La tristesse et l'indignation planent sur le petit village d’Eschbourg-Graufthal, dans le Bas-Rhin, après la mort tragique d'un cerf au cœur du hameau, ce dimanche 1er février. Un agent de l’Office National des Forêts (ONF) a abattu l’animal, qui était en détresse, sous les yeux de nombreux habitants, suscitant ainsi une vive polémique.
Aux premières heures de l’incident, un cerf blessé s’est retrouvé piégé au milieu du village. Les riverains, dont Guillaume, ont tenté d’intervenir. "J'ai entendu une grosse respiration d'un animal et, en regardant, j’ai vu un cerf acculé par deux chiens", raconte-t-il.
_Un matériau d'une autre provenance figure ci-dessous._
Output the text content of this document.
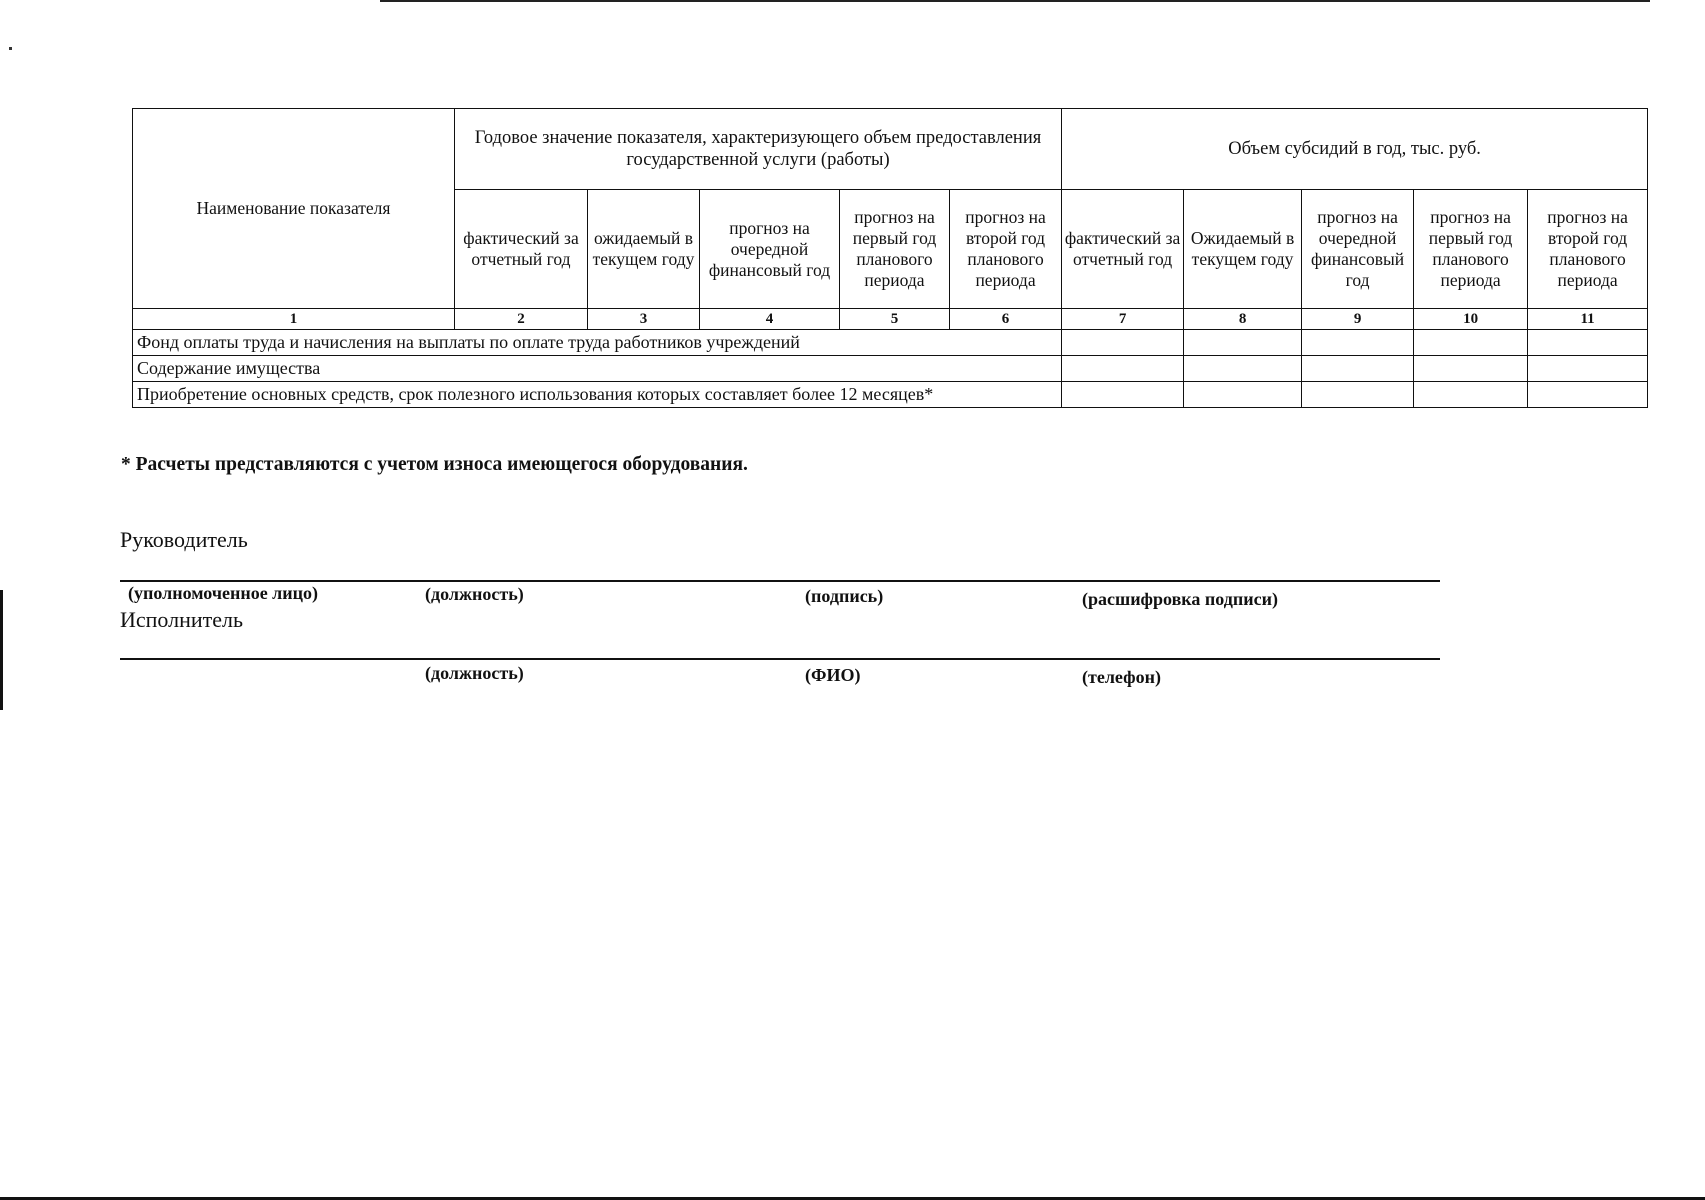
Наименование показателя	Годовое значение показателя, характеризующего объем предоставления государственной услуги (работы)					Объем субсидий в год, тыс. руб.				
	фактический за отчетный год	ожидаемый в текущем году	прогноз на очередной финансовый год	прогноз на первый год планового периода	прогноз на второй год планового периода	фактический за отчетный год	Ожидаемый в текущем году	прогноз на очередной финансовый год	прогноз на первый год планового периода	прогноз на второй год планового периода
1	2	3	4	5	6	7	8	9	10	11
Фонд оплаты труда и начисления на выплаты по оплате труда работников учреждений										
Содержание имущества										
Приобретение основных средств, срок полезного использования которых составляет более 12 месяцев*										
* Расчеты представляются с учетом износа имеющегося оборудования.
Руководитель
(уполномоченное лицо)	(должность)	(подпись)	(расшифровка подписи)
Исполнитель
(должность)	(ФИО)	(телефон)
Malgré ses efforts pour repousser les chiens et orienter l'animal vers la forêt, le cerf semblait trop affaibli pour échapper à cette situation tragique.
Des décisions contestables des autorités
Les autorités locales, alertées par les habitants, ont immédiatement pris les choses en main. C'est alors qu'un agent de l’ONF, encadré par la gendarmerie, a décidé d'abattre l’animal, provoquant une colère générale parmi les villageois. "C’est un acte inacceptable, effectué sans réelle nécessité", dénonce Julie, une habitante visiblement choquée.
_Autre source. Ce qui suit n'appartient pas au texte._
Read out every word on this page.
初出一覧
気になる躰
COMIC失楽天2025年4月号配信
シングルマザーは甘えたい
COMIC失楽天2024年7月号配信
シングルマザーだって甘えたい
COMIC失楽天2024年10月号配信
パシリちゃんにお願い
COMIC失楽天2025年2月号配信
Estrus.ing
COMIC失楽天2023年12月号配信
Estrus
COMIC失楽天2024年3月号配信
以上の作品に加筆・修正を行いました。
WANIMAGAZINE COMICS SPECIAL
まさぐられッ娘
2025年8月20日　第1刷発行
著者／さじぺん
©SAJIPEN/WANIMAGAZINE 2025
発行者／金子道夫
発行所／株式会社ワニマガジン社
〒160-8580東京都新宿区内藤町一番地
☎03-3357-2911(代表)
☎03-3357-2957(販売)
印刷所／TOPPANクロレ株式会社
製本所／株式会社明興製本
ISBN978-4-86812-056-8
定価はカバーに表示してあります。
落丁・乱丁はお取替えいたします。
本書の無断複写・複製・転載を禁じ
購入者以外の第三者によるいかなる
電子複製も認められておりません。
Frédéric Orby, président de la Fédération de chasse du Bas-Rhin, partage également cette frustration. "Nous avons été informés que le cerf était blessé, mais nous pensons qu'il suffisait de lui laisser le temps de fuir et d'éviter de l'abattre", a-t-il déclaré lors d’un entretien avec BFMTV.
Du côté de l’ONF, il est assuré que l'animal ne pouvait plus se déplacer et que sa souffrance était insupportable. Le maire d’Eschbourg-Graufthal, Étienne Wagner, a appuyé cette décision, affirmant avoir suivi les conseils des professionnels, bien qu'il ait initialement demandé l'évacuation de l'animal. "J'ai fait cette demande à deux reprises, mais les agents de l'ONF m'ont assuré qu’il était bloqué", a-t-il déclaré. En fin de compte, autoriser l'abattage a été une décision difficile pour lui, justifiée par un souhait d'éviter une souffrance prolongée pour le cerf.